Arborescent and polymorphous, deriving from the techniques of drawing and painting, the work of Anne-Lise Coste spreads out on walls and in the pages of notebooks, in sculptures and in art installations. Using her body as a measure for scale, the outlines of the imprint and the sediments of motion are revealed.
Not so much watchwords as words to be watched, many of her artworks, among which those published by URDLA, urge us to rethink our relationship to the world. Her work draws on calligraphy and graffiti, tinged with the bold colours of Joan Miró, dispelling the boundaries between word and image. Broken-up words become visual phonemes, sounds and images elude meaning.
Anne-Lise Coste combines the spontaneousness and the vitality of spray painting with the multiple iterations of lithographic prints. She partakes of a popular form of political subversion, that of street art and visual activism.
As early as the 16th century, during the uprising known as the German Peasants’ War, the circulation of prints helped bolster aspirations to rebellion and emancipation. Blending the modernity of spray-paint art and the traditional craft of lithography, Anne-Lise Coste reminds us this timeless form of subversion is still very much topical. Her strokes, the tracing of words meant to be read, follow on the long history of master printers.

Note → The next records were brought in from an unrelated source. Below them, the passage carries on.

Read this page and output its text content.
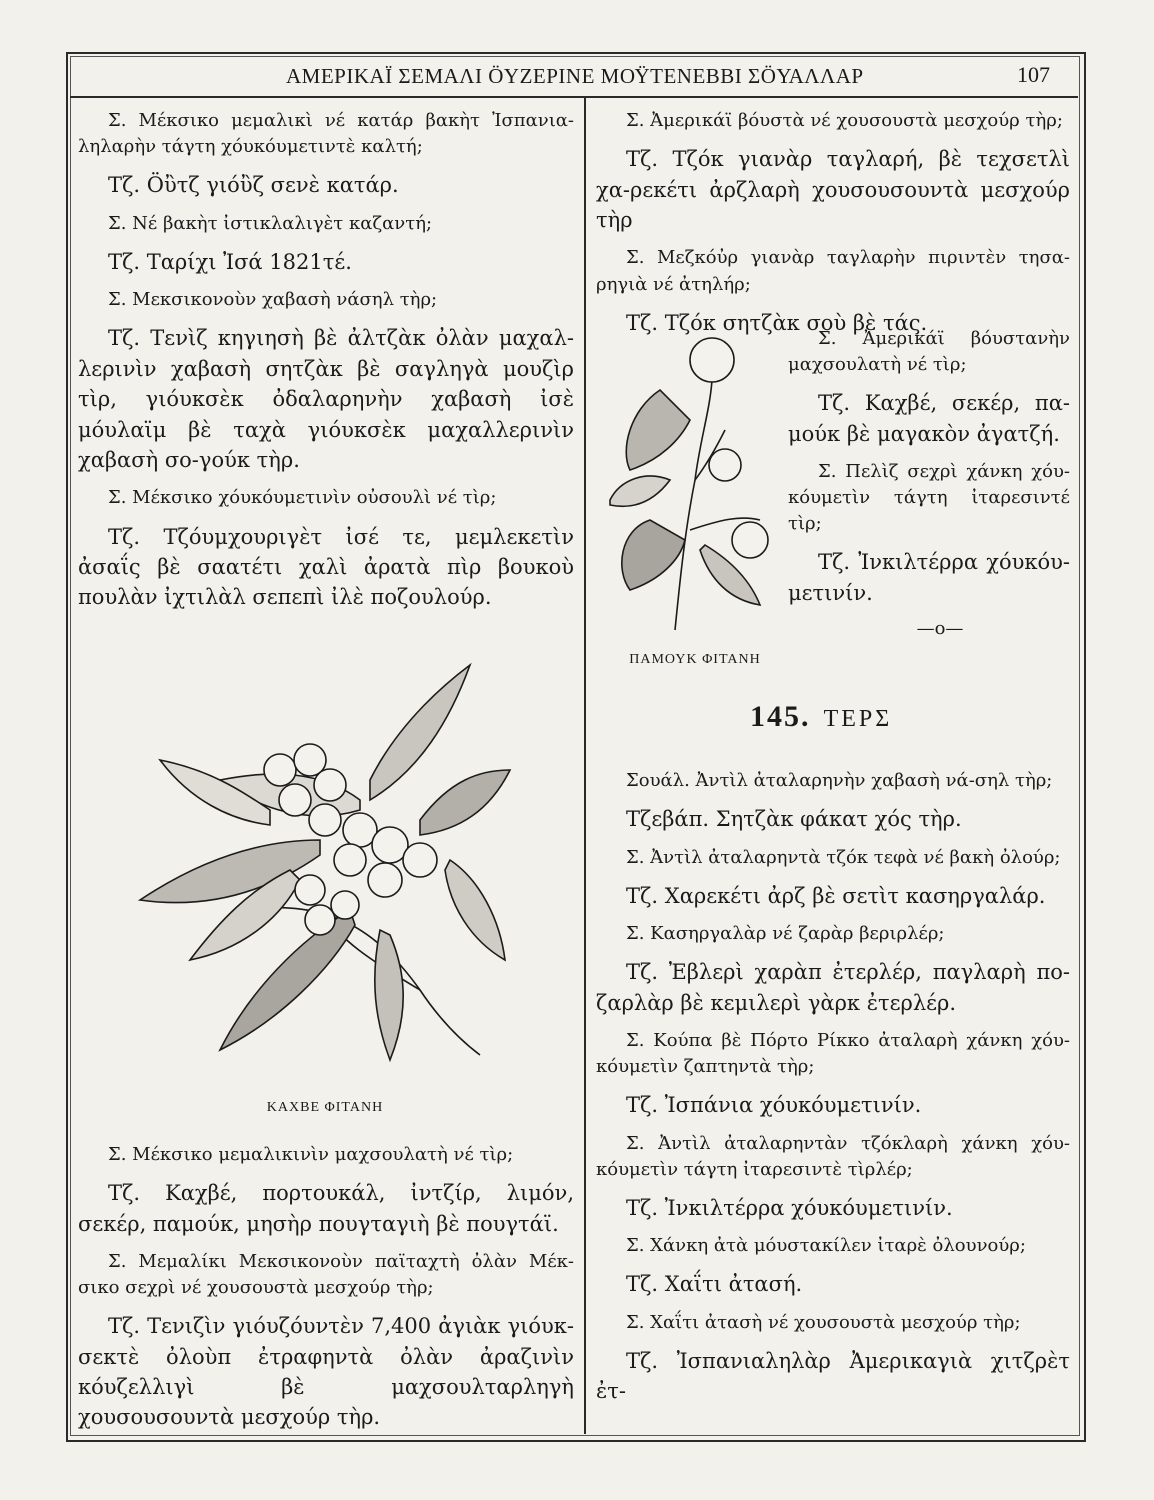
ΑΜΕΡΙΚΑΪ ΣΕΜΑΛΙ ÖΥΖΕΡΙΝΕ ΜΟΫΤΕΝΕΒΒΙ ΣÖΥΑΛΛΑΡ	107

Σ. Μέκσικο μεμαλικὶ νέ κατάρ βακὴτ Ἰσπανια-ληλαρὴν τάγτη χόυκόυμετιντὲ καλτή;

Τζ. Öὒτζ γιόὒζ σενὲ κατάρ.

Σ. Νέ βακὴτ ἰστικλαλιγὲτ καζαντή;

Τζ. Ταρίχι Ἰσά 1821τέ.

Σ. Μεκσικονοὺν χαβασὴ νάσηλ τὴρ;

Τζ. Τενὶζ κηγιησὴ βὲ ἀλτζὰκ ὀλὰν μαχαλ-λερινὶν χαβασὴ σητζὰκ βὲ σαγληγὰ μουζὶρ τὶρ, γιόυκσὲκ ὀδαλαρηνὴν χαβασὴ ἰσὲ μόυλαϊμ βὲ ταχὰ γιόυκσὲκ μαχαλλερινὶν χαβασὴ σο-γούκ τὴρ.

Σ. Μέκσικο χόυκόυμετινὶν οὐσουλὶ νέ τὶρ;

Τζ. Τζόυμχουριγὲτ ἰσέ τε, μεμλεκετὶν ἀσαΐς βὲ σαατέτι χαλὶ ἀρατὰ πὶρ βουκοὺ πουλὰν ἰχτιλὰλ σεπεπὶ ἰλὲ ποζουλούρ.

ΚΑΧΒΕ ΦΙΤΑΝΗ

Σ. Μέκσικο μεμαλικινὶν μαχσουλατὴ νέ τὶρ;

Τζ. Καχβέ, πορτουκάλ, ἰντζίρ, λιμόν, σεκέρ, παμούκ, μησὴρ πουγταγιὴ βὲ πουγτάϊ.

Σ. Μεμαλίκι Μεκσικονοὺν παϊταχτὴ ὀλὰν Μέκ-σικο σεχρὶ νέ χουσουστὰ μεσχούρ τὴρ;

Τζ. Τενιζὶν γιόυζόυντὲν 7,400 ἀγιὰκ γιόυκ-σεκτὲ ὀλοὺπ ἐτραφηντὰ ὀλὰν ἀραζινὶν κόυζελλιγὶ βὲ μαχσουλταρληγὴ χουσουσουντὰ μεσχούρ τὴρ.

Σ. Ἀμερικάϊ βόυστὰ νέ χουσουστὰ μεσχούρ τὴρ;

Τζ. Τζόκ γιανὰρ ταγλαρή, βὲ τεχσετλὶ χα-ρεκέτι ἀρζλαρὴ χουσουσουντὰ μεσχούρ τὴρ

Σ. Μεζκόὐρ γιανὰρ ταγλαρὴν πιριντὲν τησα-ρηγιὰ νέ ἀτηλήρ;

Τζ. Τζόκ σητζὰκ σοὺ βὲ τάς.

Σ. Ἀμερικάϊ βόυστανὴν μαχσουλατὴ νέ τὶρ;

Τζ. Καχβέ, σεκέρ, πα-μούκ βὲ μαγακὸν ἀγατζή.

Σ. Πελὶζ σεχρὶ χάνκη χόυ-κόυμετὶν τάγτη ἰταρεσιντέ τὶρ;

Τζ. Ἰνκιλτέρρα χόυκόυ-μετινίν.

—o—
ΠΑΜΟΥΚ ΦΙΤΑΝΗ
145. ΤΕΡΣ

Σουάλ. Ἀντὶλ ἀταλαρηνὴν χαβασὴ νά-σηλ τὴρ;

Τζεβάπ. Σητζὰκ φάκατ χός τὴρ.

Σ. Ἀντὶλ ἀταλαρηντὰ τζόκ τεφὰ νέ βακὴ ὀλούρ;

Τζ. Χαρεκέτι ἀρζ βὲ σετὶτ κασηργαλάρ.

Σ. Κασηργαλὰρ νέ ζαρὰρ βεριρλέρ;

Τζ. Ἐβλερὶ χαρὰπ ἐτερλέρ, παγλαρὴ πο-ζαρλὰρ βὲ κεμιλερὶ γὰρκ ἐτερλέρ.

Σ. Κούπα βὲ Πόρτο Ρίκκο ἀταλαρὴ χάνκη χόυ-κόυμετὶν ζαπτηντὰ τὴρ;

Τζ. Ἰσπάνια χόυκόυμετινίν.

Σ. Ἀντὶλ ἀταλαρηντὰν τζόκλαρὴ χάνκη χόυ-κόυμετὶν τάγτη ἰταρεσιντὲ τὶρλέρ;

Τζ. Ἰνκιλτέρρα χόυκόυμετινίν.

Σ. Χάνκη ἀτὰ μόυστακίλεν ἰταρὲ ὀλουνούρ;

Τζ. Χαΐτι ἀτασή.

Σ. Χαΐτι ἀτασὴ νέ χουσουστὰ μεσχούρ τὴρ;

Τζ. Ἰσπανιαληλὰρ Ἀμερικαγιὰ χιτζρὲτ ἐτ-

Spontaneity accounts for the strong sense of immediacy that runs through her work. She throws herself dizzily into the act of creation, letting its manifestation and the sense of sight exhaust each other with a searing intensity.

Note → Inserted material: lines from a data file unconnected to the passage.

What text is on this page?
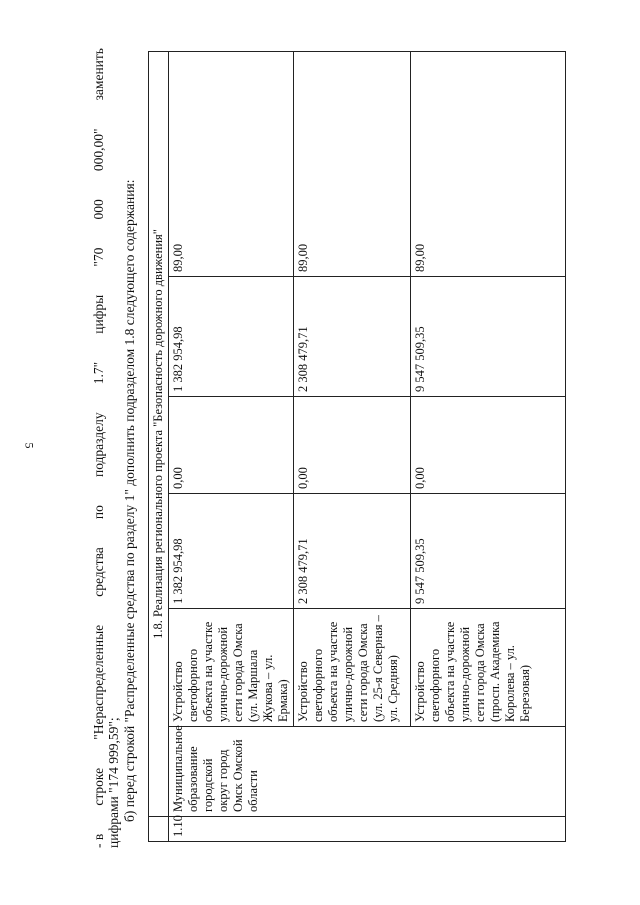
5
- в
строке
"Нераспределенные
средства
по
подразделу
1.7"
цифры
"70
000
000,00"
заменить
цифрами "174 999,59"; б) перед строкой "Распределенные средства по разделу 1" дополнить подразделом 1.8 следующего содержания:
	1.8. Реализация регионального проекта "Безопасность дорожного движения"					
1.10	Муниципальное образование городской округ город Омск Омской области	Устройство светофорного объекта на участке улично-дорожной сети города Омска (ул. Маршала Жукова – ул. Ермака)	1 382 954,98	0,00	1 382 954,98	89,00
		Устройство светофорного объекта на участке улично-дорожной сети города Омска (ул. 25-я Северная – ул. Средняя)	2 308 479,71	0,00	2 308 479,71	89,00
		Устройство светофорного объекта на участке улично-дорожной сети города Омска (просп. Академика Королева – ул. Березовая)	9 547 509,35	0,00	9 547 509,35	89,00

Anne-Lise Coste sees herself as an echo chamber. Riffled-through pages from a book, a poetic manifesto « for both the heavens and the hearts of dogs », her lithographs ooze with urgency: engraved in stone and printed, it calls for meditation. An incantation or a mantra, silently raged against invisible barriers, the artist’s gesture seeks to break free.
Lithography’s high speed and excellent image-quality retention lend themselves to the replication of gestures in an infinite variety of traces. Through associations and repetitions, juxtapositions and superimpositions, words, colours and forms become polysemous. Anne-Lise Coste’s semiotics lay bare the porosity of a poeticised world on a world of grievances. “We Shall Dance” presents visitors with a silent polyphony in which the inner monologue dares become a political slogan: an attempt to voice a sounding “WE”.